Medium and high-risk projects must undergo a full EIA study. NEMA is required to acknowledge receipt of a complete EIA application within seven days, followed by issuing a decision within 45 days for medium-risk projects and 90 days for high-risk projects. Medium-risk projects include larger developments with potentially moderate impacts that require more detailed analysis such as hydropower developments not exceeding 10 MW, cogeneration of power, solar power farms, biofuel processing plants and composting plants. High-risk projects include thermal and hydropower developments exceeding 10 MW, geothermal developments, hydropower dams and major infrastructure works.
Once an EIA study is approved, NEMA issues the EIA licence, authorising the project subject to compliance with specified environmental management and monitoring plans. The licence attracts a fee set at 0.1% of the total project cost, subject to a minimum of KES 10,000. In addition, developers are required to undertake periodic environmental audits to demonstrate ongoing compliance during construction and operation.

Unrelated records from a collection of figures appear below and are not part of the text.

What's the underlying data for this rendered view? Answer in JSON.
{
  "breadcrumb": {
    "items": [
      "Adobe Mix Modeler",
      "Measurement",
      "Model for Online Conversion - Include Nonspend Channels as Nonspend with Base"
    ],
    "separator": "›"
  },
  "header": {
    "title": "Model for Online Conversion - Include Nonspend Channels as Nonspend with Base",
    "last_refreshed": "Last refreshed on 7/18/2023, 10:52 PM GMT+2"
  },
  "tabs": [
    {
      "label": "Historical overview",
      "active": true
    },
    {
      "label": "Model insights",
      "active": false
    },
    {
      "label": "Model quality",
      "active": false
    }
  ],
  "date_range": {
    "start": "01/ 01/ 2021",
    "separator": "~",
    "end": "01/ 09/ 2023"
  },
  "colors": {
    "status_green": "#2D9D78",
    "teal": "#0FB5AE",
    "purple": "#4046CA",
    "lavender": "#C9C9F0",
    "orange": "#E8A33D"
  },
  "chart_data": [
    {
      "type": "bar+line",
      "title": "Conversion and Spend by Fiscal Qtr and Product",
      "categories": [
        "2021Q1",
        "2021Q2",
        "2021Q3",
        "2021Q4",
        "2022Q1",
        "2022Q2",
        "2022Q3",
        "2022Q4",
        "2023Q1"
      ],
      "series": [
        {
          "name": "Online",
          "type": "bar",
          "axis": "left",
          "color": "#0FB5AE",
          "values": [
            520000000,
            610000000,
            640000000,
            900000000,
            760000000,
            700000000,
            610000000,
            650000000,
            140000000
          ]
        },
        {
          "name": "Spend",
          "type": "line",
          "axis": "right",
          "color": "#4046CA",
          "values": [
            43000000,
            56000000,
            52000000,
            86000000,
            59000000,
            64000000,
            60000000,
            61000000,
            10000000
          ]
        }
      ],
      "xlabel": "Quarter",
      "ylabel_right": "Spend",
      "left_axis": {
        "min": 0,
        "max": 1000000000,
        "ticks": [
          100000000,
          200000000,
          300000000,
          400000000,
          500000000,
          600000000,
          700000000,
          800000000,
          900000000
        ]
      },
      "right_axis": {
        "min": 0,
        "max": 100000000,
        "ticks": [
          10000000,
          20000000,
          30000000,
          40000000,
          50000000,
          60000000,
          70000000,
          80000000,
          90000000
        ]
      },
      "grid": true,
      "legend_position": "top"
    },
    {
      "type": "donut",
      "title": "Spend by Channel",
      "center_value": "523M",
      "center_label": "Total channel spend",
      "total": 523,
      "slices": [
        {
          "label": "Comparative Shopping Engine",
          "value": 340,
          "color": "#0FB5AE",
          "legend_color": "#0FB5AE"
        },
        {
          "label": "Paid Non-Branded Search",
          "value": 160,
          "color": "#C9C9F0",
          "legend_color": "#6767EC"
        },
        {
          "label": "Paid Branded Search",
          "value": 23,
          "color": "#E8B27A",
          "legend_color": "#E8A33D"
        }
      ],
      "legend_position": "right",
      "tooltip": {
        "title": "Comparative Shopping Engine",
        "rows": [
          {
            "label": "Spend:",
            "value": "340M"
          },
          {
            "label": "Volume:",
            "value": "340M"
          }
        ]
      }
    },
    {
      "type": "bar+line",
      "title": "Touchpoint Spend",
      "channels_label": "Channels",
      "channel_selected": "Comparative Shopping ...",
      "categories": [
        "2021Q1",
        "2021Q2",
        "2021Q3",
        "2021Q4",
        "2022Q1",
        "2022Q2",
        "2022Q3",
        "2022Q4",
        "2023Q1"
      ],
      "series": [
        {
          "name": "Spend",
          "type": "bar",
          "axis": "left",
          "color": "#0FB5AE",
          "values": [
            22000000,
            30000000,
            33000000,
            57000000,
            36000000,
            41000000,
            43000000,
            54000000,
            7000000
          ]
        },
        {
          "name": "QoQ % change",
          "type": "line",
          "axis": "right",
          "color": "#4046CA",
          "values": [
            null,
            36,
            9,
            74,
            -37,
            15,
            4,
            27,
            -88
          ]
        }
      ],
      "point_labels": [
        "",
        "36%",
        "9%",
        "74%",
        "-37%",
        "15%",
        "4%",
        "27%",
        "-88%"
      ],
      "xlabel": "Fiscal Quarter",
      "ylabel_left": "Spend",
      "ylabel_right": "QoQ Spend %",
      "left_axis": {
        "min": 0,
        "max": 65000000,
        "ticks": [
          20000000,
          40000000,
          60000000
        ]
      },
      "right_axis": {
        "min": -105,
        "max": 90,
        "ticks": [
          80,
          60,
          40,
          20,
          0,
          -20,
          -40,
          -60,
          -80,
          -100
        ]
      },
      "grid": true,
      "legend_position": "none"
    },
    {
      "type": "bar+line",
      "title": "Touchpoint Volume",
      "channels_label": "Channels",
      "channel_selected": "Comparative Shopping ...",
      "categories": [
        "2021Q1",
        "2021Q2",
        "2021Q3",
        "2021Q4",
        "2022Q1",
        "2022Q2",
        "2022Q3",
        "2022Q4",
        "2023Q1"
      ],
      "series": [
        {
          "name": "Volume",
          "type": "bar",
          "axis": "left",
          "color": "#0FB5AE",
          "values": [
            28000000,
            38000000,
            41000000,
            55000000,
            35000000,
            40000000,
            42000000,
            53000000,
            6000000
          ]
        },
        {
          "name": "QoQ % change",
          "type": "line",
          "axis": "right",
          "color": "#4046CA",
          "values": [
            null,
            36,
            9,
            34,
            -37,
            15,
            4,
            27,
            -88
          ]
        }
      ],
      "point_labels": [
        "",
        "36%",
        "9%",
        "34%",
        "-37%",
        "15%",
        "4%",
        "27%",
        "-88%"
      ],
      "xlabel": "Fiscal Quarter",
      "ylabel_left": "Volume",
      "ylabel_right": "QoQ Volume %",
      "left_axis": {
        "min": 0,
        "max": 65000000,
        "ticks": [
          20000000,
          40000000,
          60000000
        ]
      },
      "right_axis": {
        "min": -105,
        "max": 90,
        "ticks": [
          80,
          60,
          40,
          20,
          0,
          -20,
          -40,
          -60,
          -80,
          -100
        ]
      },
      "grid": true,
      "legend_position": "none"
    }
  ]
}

By considering the project’s type, size and potential impact, the EIA framework avoids overburdening developers for small, low-impact activities while maintaining the necessary rigor and oversight for larger-scale ones. However institutional barriers remain a challenge. NEMA highlights that it reviews around 1,600 EIA reports annually, and often grapples with limited funding and workforce capacity, which weakens its ability to monitor and audit projects, especially those in remote areas leading to longer approval timelines.

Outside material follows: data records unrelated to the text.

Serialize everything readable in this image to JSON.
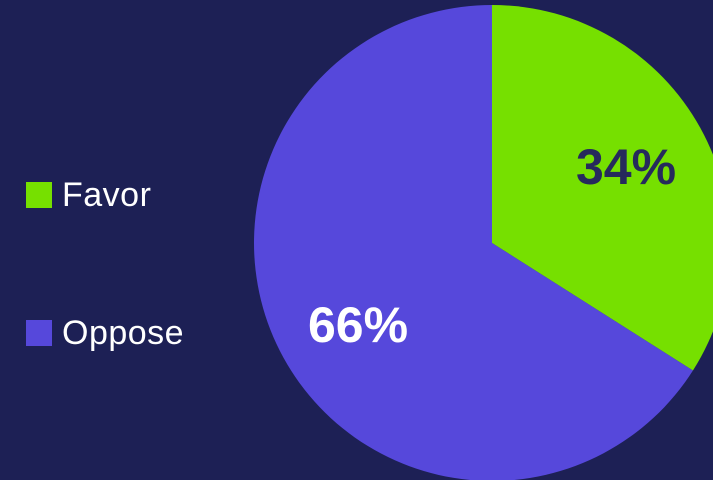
{
  "chart_data": {
    "type": "pie",
    "slices": [
      {
        "label": "Favor",
        "value": 34,
        "display": "34%",
        "color": "#76e000",
        "label_color": "#262a5c"
      },
      {
        "label": "Oppose",
        "value": 66,
        "display": "66%",
        "color": "#5648db",
        "label_color": "#ffffff"
      }
    ],
    "legend": {
      "placement": "left",
      "items": [
        {
          "label": "Favor",
          "color": "#76e000"
        },
        {
          "label": "Oppose",
          "color": "#5648db"
        }
      ]
    },
    "background": "#1d2055"
  }
}
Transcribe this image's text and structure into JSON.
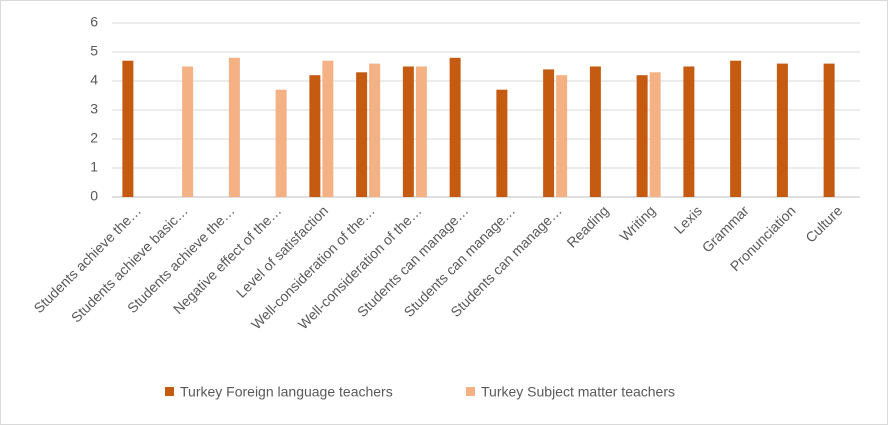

In early 2025, Kenya attempted to strengthen its environmental governance framework through the introduction of Strategic and Integrated Environmental Assessment Regulations, first issued as Legal Notice 52 of 2025 and later replaced by Legal Notice 71 of 2025 on 2 April 2025. These regulations sought to institutionalise the use of strategic integrated environmental assessments as tools for evaluating the cumulative, cross-sectoral, and long-term impacts of policies, plans, and programmes, beyond the project-level EIA process and would have had an impact on energy sector policies, plans, and strategies. However, following parliamentary scrutiny and stakeholder concerns on the need for more robust public participation and harmonisation with existing policy and legislative frameworks to prevent potential overlaps with the existing environmental assessment procedures, the regulations were withdrawn in July 2025, leaving the country’s environmental governance framework unchanged.
Conclusion
South Africa and Kenya’s experiences underscore both the opportunities and complexities of aligning environmental governance with the urgent demand for renewable energy. Both jurisdictions recognise that EIAs remain an essential safeguard in balancing development with environmental and social protection.

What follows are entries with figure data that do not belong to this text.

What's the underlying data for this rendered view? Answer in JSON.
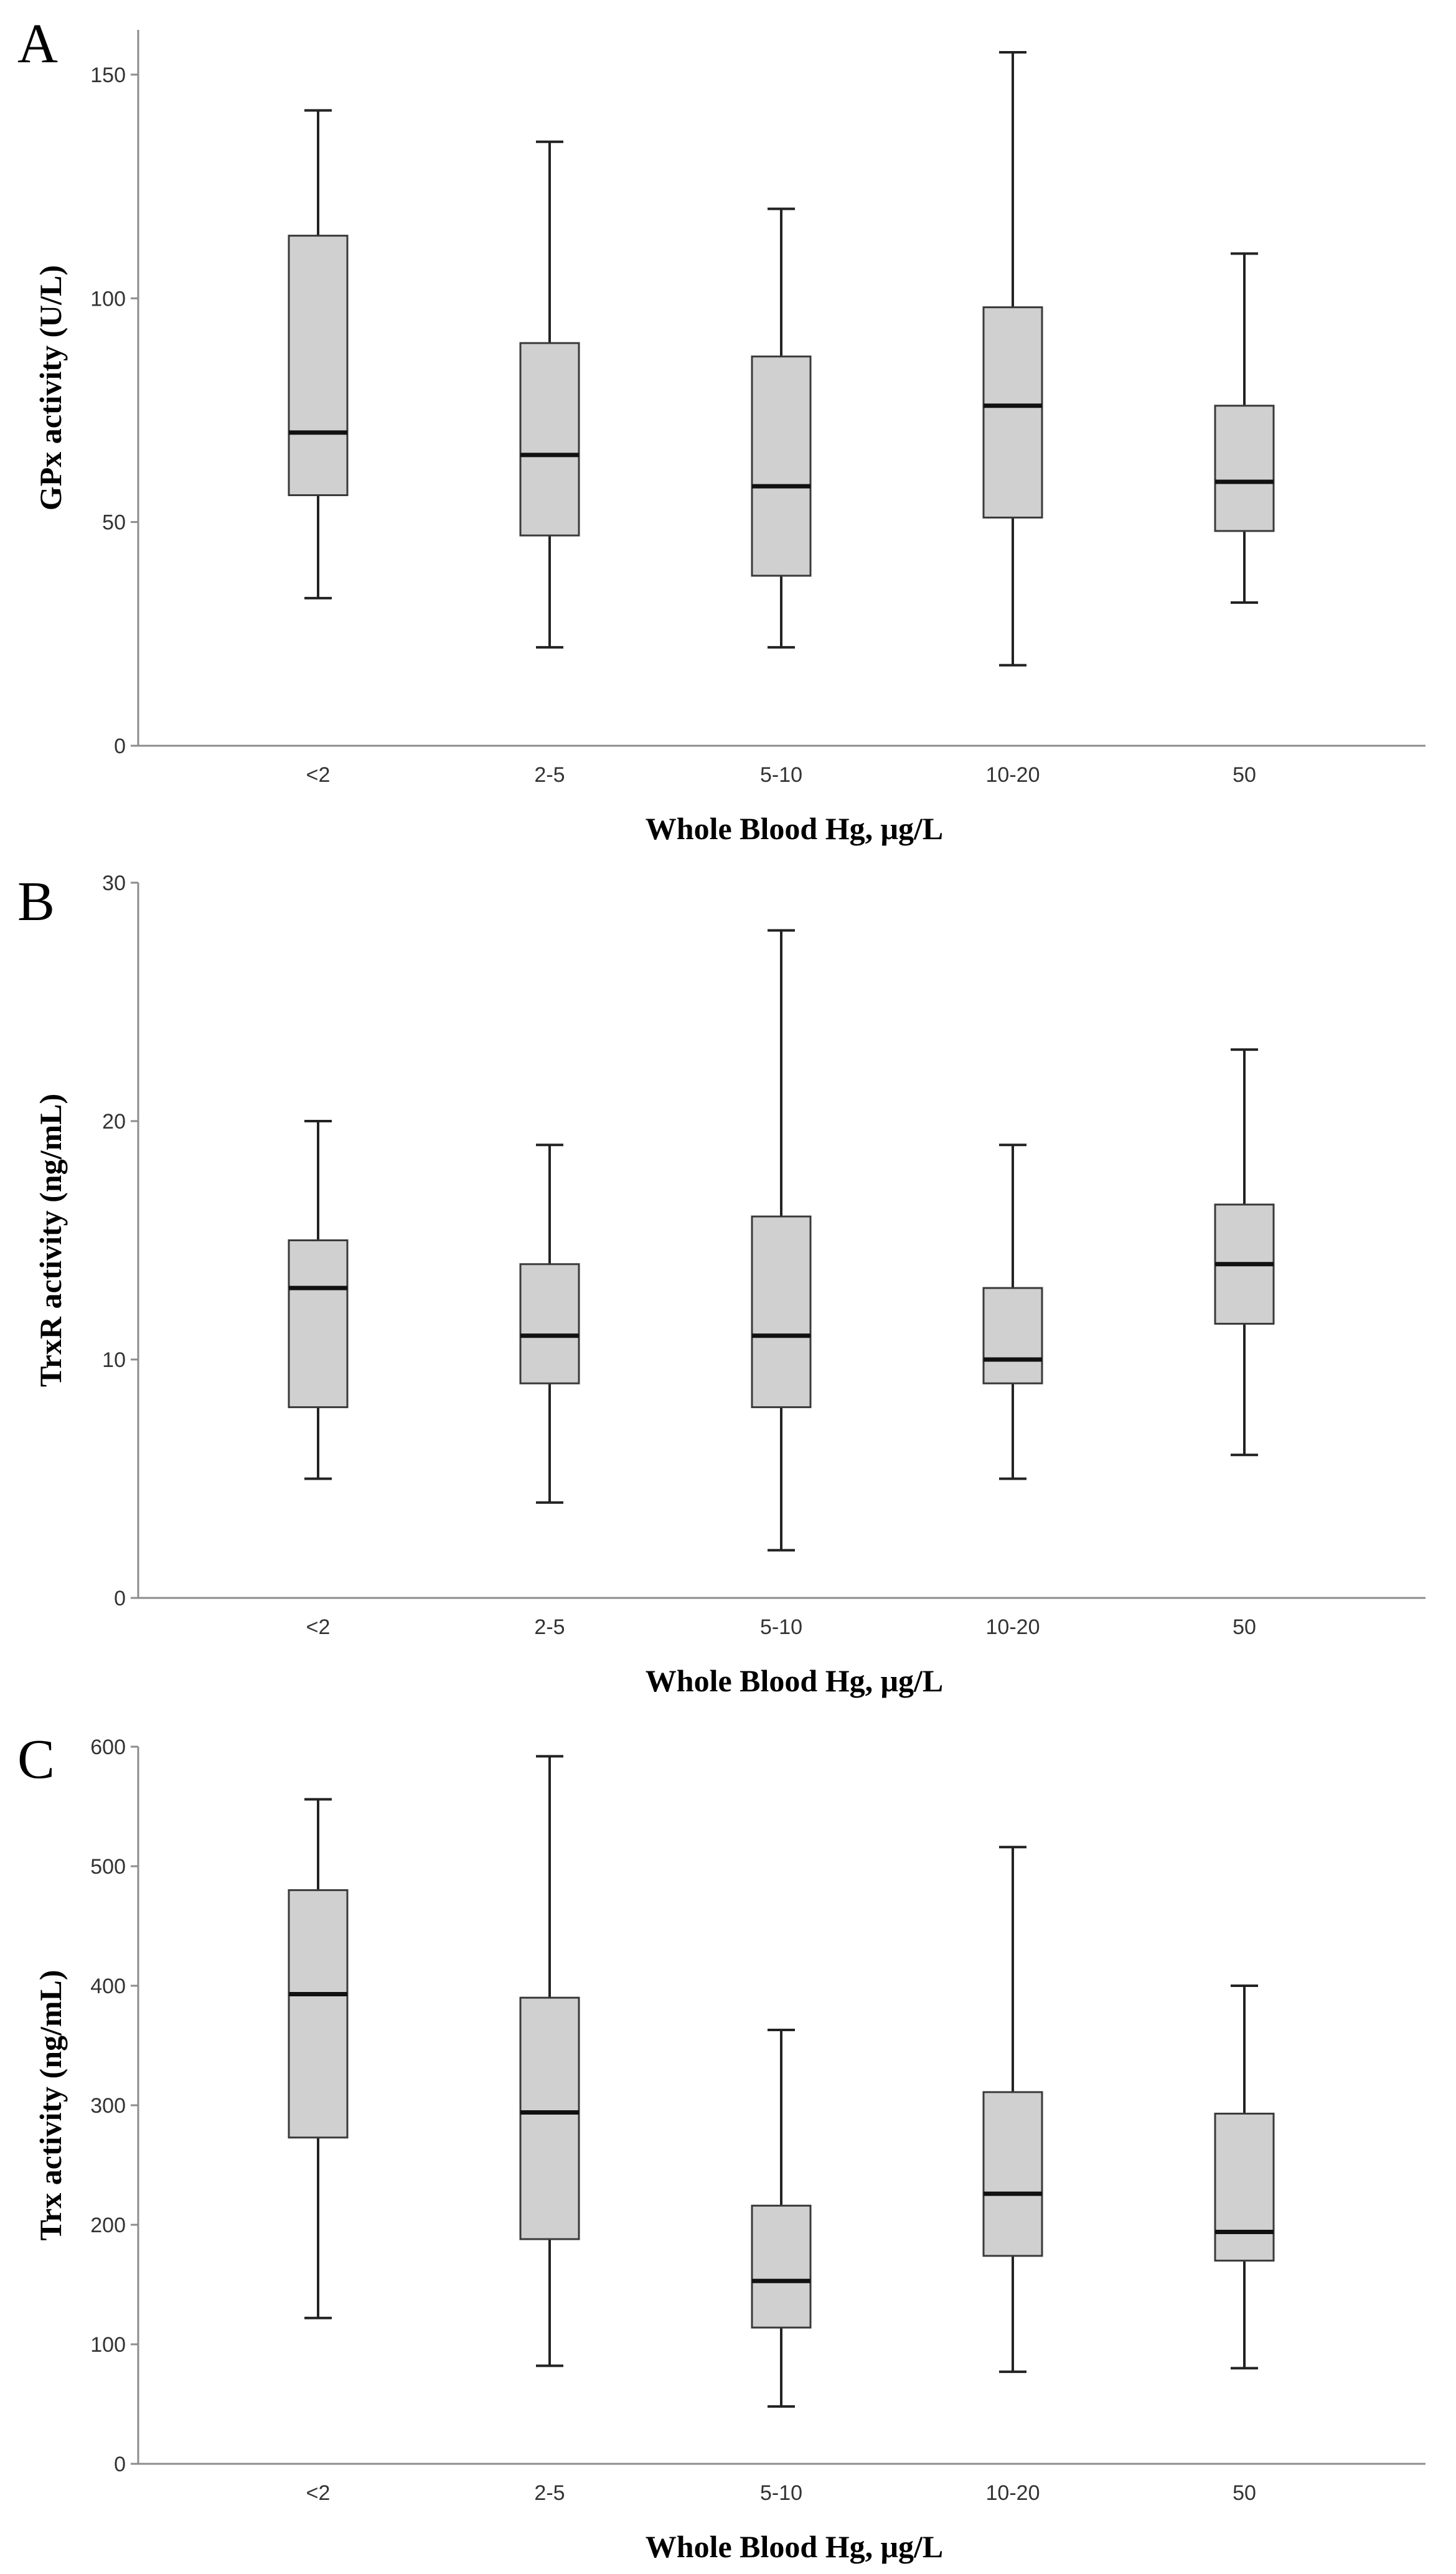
{
  "chart_data": [
    {
      "type": "boxplot",
      "panel_label": "A",
      "xlabel": "Whole Blood Hg, μg/L",
      "ylabel": "GPx activity (U/L)",
      "categories": [
        "<2",
        "2-5",
        "5-10",
        "10-20",
        "50"
      ],
      "ylim": [
        0,
        160
      ],
      "yticks": [
        0,
        50,
        100,
        150
      ],
      "boxes": [
        {
          "min": 33,
          "q1": 56,
          "median": 70,
          "q3": 114,
          "max": 142
        },
        {
          "min": 22,
          "q1": 47,
          "median": 65,
          "q3": 90,
          "max": 135
        },
        {
          "min": 22,
          "q1": 38,
          "median": 58,
          "q3": 87,
          "max": 120
        },
        {
          "min": 18,
          "q1": 51,
          "median": 76,
          "q3": 98,
          "max": 155
        },
        {
          "min": 32,
          "q1": 48,
          "median": 59,
          "q3": 76,
          "max": 110
        }
      ]
    },
    {
      "type": "boxplot",
      "panel_label": "B",
      "xlabel": "Whole Blood Hg, μg/L",
      "ylabel": "TrxR activity (ng/mL)",
      "categories": [
        "<2",
        "2-5",
        "5-10",
        "10-20",
        "50"
      ],
      "ylim": [
        0,
        30
      ],
      "yticks": [
        0,
        10,
        20,
        30
      ],
      "boxes": [
        {
          "min": 5,
          "q1": 8,
          "median": 13,
          "q3": 15,
          "max": 20
        },
        {
          "min": 4,
          "q1": 9,
          "median": 11,
          "q3": 14,
          "max": 19
        },
        {
          "min": 2,
          "q1": 8,
          "median": 11,
          "q3": 16,
          "max": 28
        },
        {
          "min": 5,
          "q1": 9,
          "median": 10,
          "q3": 13,
          "max": 19
        },
        {
          "min": 6,
          "q1": 11.5,
          "median": 14,
          "q3": 16.5,
          "max": 23
        }
      ]
    },
    {
      "type": "boxplot",
      "panel_label": "C",
      "xlabel": "Whole Blood Hg, μg/L",
      "ylabel": "Trx activity (ng/mL)",
      "categories": [
        "<2",
        "2-5",
        "5-10",
        "10-20",
        "50"
      ],
      "ylim": [
        0,
        600
      ],
      "yticks": [
        0,
        100,
        200,
        300,
        400,
        500,
        600
      ],
      "boxes": [
        {
          "min": 122,
          "q1": 273,
          "median": 393,
          "q3": 480,
          "max": 556
        },
        {
          "min": 82,
          "q1": 188,
          "median": 294,
          "q3": 390,
          "max": 592
        },
        {
          "min": 48,
          "q1": 114,
          "median": 153,
          "q3": 216,
          "max": 363
        },
        {
          "min": 77,
          "q1": 174,
          "median": 226,
          "q3": 311,
          "max": 516
        },
        {
          "min": 80,
          "q1": 170,
          "median": 194,
          "q3": 293,
          "max": 400
        }
      ]
    }
  ]
}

In South Africa, the combination of legislative streamlining, REDZ designations, and improved administrative efficiency by the DFFE has begun to demonstrate that accelerated approvals can be achieved without lowering standards. Kenya’s risk-based assessment framework aims to enhance efficiency by aligning the depth of environmental review with the scale of potential impacts, thereby reducing administrative burdens for low-risk projects while safeguarding against adverse effects of larger projects. However, institutional challenges such as limited funding, technical capacity and workforce constraints at NEMA undermine its effective implementation.
Ultimately, the ability of African jurisdictions to refine their EIA frameworks will directly influence the pace of their energy transitions. A balanced approach, anchored in environmental integrity but responsive to the urgent need for clean energy, will be decisive in unlocking investment, accelerating deployment, and realising the continent’s significant renewable energy assets and ambitions.